Treasuries Plummet To 3 Month Low Yields As Equities Recouple

Tyler Durden's picture

US Treasuries opened just over an hour ago and are now trading considerably lower in yield. 10Y yields are under 1.84%, their lowest since February 3rd and within a few bps of ther 1.7959% yield lows of mid-December which would all but guarantee a return to the September 2012 2011 low yields. More critically for all those QE-hopers, the massive divergence which we have been vociferously arguing as unsustainable between 10Y yields and the S&P 500 has how collapsed and converged perfectly.
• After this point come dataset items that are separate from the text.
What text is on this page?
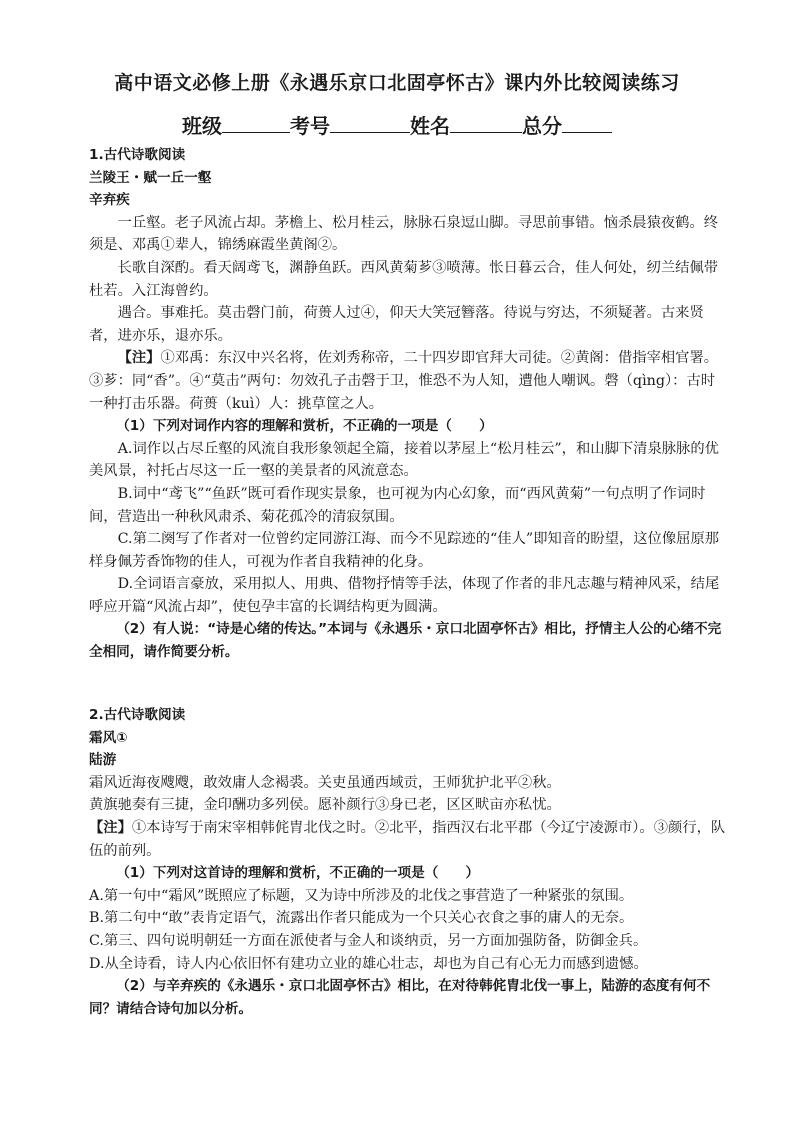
高中语文必修上册《永遇乐京口北固亭怀古》课内外比较阅读练习
班级	考号	姓名	总分

1.古代诗歌阅读

兰陵王・赋一丘一壑

辛弃疾

一丘壑。老子风流占却。茅檐上、松月桂云，脉脉石泉逗山脚。寻思前事错。恼杀晨猿夜鹤。终须是、邓禹①辈人，锦绣麻霞坐黄阁②。

长歌自深酌。看天阔鸢飞，渊静鱼跃。西风黄菊芗③喷薄。怅日暮云合，佳人何处，纫兰结佩带杜若。入江海曾约。

遇合。事难托。莫击磬门前，荷蒉人过④，仰天大笑冠簪落。待说与穷达，不须疑著。古来贤者，进亦乐，退亦乐。

【注】①邓禹：东汉中兴名将，佐刘秀称帝，二十四岁即官拜大司徒。②黄阁：借指宰相官署。③芗：同“香”。④“莫击”两句：勿效孔子击磬于卫，惟恐不为人知，遭他人嘲讽。磬（qìng）：古时一种打击乐器。荷蒉（kuì）人：挑草筐之人。

（1）下列对词作内容的理解和赏析，不正确的一项是（　　）

A.词作以占尽丘壑的风流自我形象领起全篇，接着以茅屋上“松月桂云”，和山脚下清泉脉脉的优美风景，衬托占尽这一丘一壑的美景者的风流意态。

B.词中“鸢飞”“鱼跃”既可看作现实景象，也可视为内心幻象，而“西风黄菊”一句点明了作词时间，营造出一种秋风肃杀、菊花孤冷的清寂氛围。

C.第二阕写了作者对一位曾约定同游江海、而今不见踪迹的“佳人”即知音的盼望，这位像屈原那样身佩芳香饰物的佳人，可视为作者自我精神的化身。

D.全词语言豪放，采用拟人、用典、借物抒情等手法，体现了作者的非凡志趣与精神风采，结尾呼应开篇“风流占却”，使包孕丰富的长调结构更为圆满。

（2）有人说：“诗是心绪的传达。”本词与《永遇乐・京口北固亭怀古》相比，抒情主人公的心绪不完全相同，请作简要分析。

2.古代诗歌阅读

霜风①

陆游

霜风近海夜飕飕，敢效庸人念褐裘。关吏虽通西域贡，王师犹护北平②秋。

黄旗驰奏有三捷，金印酬功多列侯。愿补颜行③身已老，区区畎亩亦私忧。

【注】①本诗写于南宋宰相韩侂胄北伐之时。②北平，指西汉右北平郡（今辽宁凌源市）。③颜行，队伍的前列。

（1）下列对这首诗的理解和赏析，不正确的一项是（　　）

A.第一句中“霜风”既照应了标题，又为诗中所涉及的北伐之事营造了一种紧张的氛围。

B.第二句中“敢”表肯定语气，流露出作者只能成为一个只关心衣食之事的庸人的无奈。

C.第三、四句说明朝廷一方面在派使者与金人和谈纳贡，另一方面加强防备，防御金兵。

D.从全诗看，诗人内心依旧怀有建功立业的雄心壮志，却也为自己有心无力而感到遗憾。

（2）与辛弃疾的《永遇乐・京口北固亭怀古》相比，在对待韩侂胄北伐一事上，陆游的态度有何不同？请结合诗句加以分析。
From last Tuesday's Bernanke press-conference when he hinted (albeit hedged with chatter of recklessness) that QE was still on the table (which we argued meant that - should the entire world suddenly go pear-shaped, we will step in but until then we are on hold), US equities decided that they should forget fundamentals once again and simply bid the market on nominal price improvement based on fiat-debasement - which enabled a 50 point divergence from reality- which has now completely converged and in fact S&P futures are now 10-15points below the pre-Bernanke-week-hope lows.

10Y Yields are at 3-month lows...

As a reminder, not only are macro data serially disappointing (or simply Schrodinger-ing where impossible to fudge) but while earnings may be interpreted by many as good for Q1 they are merely reflexively biased from a reduced expectation going in and more critically (for those investors who don't have a time-machine - everyone except Tilson), although these quarterly earnings look positive they have done nothing to change 2012 overall EPS estimates as the back-end remains heavily hoped hyped loaded.

 

 

Broadly-speaking, US equity futures, Treasuries, and FX markets have stabilized at somewhat convergent levels for now and as the Yuan depreciates (that's the opposite of appreciates Senator Schumer) the most in 3 weeks, we await Europe's open for the real derisking action to begin (especially as we remind readers of the drying-up of collateral for any new ECB funding shenanigans - most notably for the worst nations such as Spain as we noted here).